No entanto, entende este JE que para poder ser considerado um exagero publicitário a expressão não poderia ter a assertividade do adjetivo usado e que pela posição de supremacia que coloca o anunciante face à concorrência, a alegação deve ser sujeita ao princípio da veracidade, o que não aconteceria caso fosse considerado apenas um exagero admitido.Já a expressão “únicas” é associada aos adjetivos “perfeita”, “precisão”, “conforto” e “estética”.
Ora, algumas destas expressões, como “conforto” e “estética, traduzem apreciações de caráter subjetivo, não se fazendo um apelo a caraterísticas objetivas de eficácia ou qualidade, mas evidenciando caraterísticas que implicam uma valoração subjetiva que será necessariamente diferente de pessoa para pessoa.

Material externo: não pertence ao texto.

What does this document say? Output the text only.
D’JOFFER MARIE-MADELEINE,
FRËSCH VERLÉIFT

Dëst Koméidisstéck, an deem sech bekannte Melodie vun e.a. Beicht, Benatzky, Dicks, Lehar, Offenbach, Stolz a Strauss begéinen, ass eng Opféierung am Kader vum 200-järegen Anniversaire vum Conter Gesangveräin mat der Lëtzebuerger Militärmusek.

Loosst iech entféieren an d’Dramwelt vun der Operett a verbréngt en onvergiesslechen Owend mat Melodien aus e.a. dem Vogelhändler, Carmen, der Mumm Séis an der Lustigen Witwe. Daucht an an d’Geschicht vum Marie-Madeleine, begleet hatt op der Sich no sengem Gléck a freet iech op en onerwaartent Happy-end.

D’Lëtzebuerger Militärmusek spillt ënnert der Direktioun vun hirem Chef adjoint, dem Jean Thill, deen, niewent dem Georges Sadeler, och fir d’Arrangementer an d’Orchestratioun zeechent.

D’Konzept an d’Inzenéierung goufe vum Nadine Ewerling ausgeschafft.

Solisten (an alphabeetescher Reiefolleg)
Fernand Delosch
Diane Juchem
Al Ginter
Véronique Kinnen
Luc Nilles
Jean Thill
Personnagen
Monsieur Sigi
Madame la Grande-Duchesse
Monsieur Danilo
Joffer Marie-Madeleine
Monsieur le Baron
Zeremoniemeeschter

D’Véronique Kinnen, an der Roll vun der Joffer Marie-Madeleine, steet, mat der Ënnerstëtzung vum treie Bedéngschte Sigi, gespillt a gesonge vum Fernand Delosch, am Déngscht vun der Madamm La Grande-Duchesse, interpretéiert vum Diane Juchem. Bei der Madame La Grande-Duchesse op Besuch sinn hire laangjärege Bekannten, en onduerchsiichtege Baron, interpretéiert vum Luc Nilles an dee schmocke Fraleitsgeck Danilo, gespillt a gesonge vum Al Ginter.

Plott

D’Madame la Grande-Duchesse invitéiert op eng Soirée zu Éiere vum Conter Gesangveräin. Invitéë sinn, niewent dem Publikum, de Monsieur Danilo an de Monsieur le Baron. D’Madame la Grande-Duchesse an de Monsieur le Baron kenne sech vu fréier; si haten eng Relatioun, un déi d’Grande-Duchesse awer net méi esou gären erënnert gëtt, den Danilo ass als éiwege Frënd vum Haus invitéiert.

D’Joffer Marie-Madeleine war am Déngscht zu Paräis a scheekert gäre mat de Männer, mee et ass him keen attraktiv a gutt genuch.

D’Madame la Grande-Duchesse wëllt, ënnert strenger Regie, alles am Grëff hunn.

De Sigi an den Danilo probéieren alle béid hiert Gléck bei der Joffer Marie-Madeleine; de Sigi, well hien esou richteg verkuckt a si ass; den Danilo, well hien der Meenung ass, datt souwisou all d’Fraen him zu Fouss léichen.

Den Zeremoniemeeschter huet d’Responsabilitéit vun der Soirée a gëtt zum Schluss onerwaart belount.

Por esta razão, entende-se que estas afirmações poderão ser entendidas e conformadas com o aceitável exagero que é em geral usado nas alegações publicitárias, não se entendendo que as alegações, como pretende a Requerente, tenham “base científica e médica” e sejam por isso suscetíveis de distorcer, de maneira substancial, o seu comportamento económico.Já as expressões “visão perfeita” e “precisão”, entendemos que devem ser sujeitas ao princípio da veracidade, não podendo ser tomados por exageros inócuos, cabendo ao anunciante a sua comprovação. Posto isto, conclui-se que a alegação publicitária não é totalmente dispensada do princípio da veracidade e deverá por esse motivo ser comprovada.Nos termos do disposto no art.º 30.º do Código de Conduta e n.º 2, do art.º 10.º do Código da Publicidade, o ónus de prova da veracidade das alegações recai sobre o anunciante, e existe uma presunção de inexatidão relativamente a afirmações publicitárias, em caso de insuficiência de prova.
Não tendo a Requerida apresentado a sua contestação, não logrou igualmente efetuar a devida comprovação dos factos alegados que devem, por isso, ser considerados inexatos e por esta razão enganosos dada a suscetibilidade de induzir em erro o seu destinatário.
Já quanto às alegações de conforto e estética, entende-se que as mesmas são expressões com um grau de subjetividade que facilmente o consumidor se apercebe que as mesmas se enquadram num exagero normal, próprio da atividade. Entende-se, assim, que, neste caso, ainda que falsas, as alegações não são enganosas, porque não sujeitas ao princípio da veracidade, podendo-se exageros publicitários e inócuos em termos de influenciar o comportamento económico do consumidor. Considera-se, assim, que sendo apreciações subjetivas e genéricas não podem ser comprovadas. E, se não podem ser comprovadas não podem ser infirmadas.
3. CONCLUSÃO
Conclui-se, assim, no sentido de considerar como enganadoras as alegações publicitárias em causa, dado que exprimem um juízo de superioridade que não foi comprovado pela Requerida, violando assim o princípio da veracidade estatuído nos art.s 9.º e 7.º do Código de Conduta do ICAP.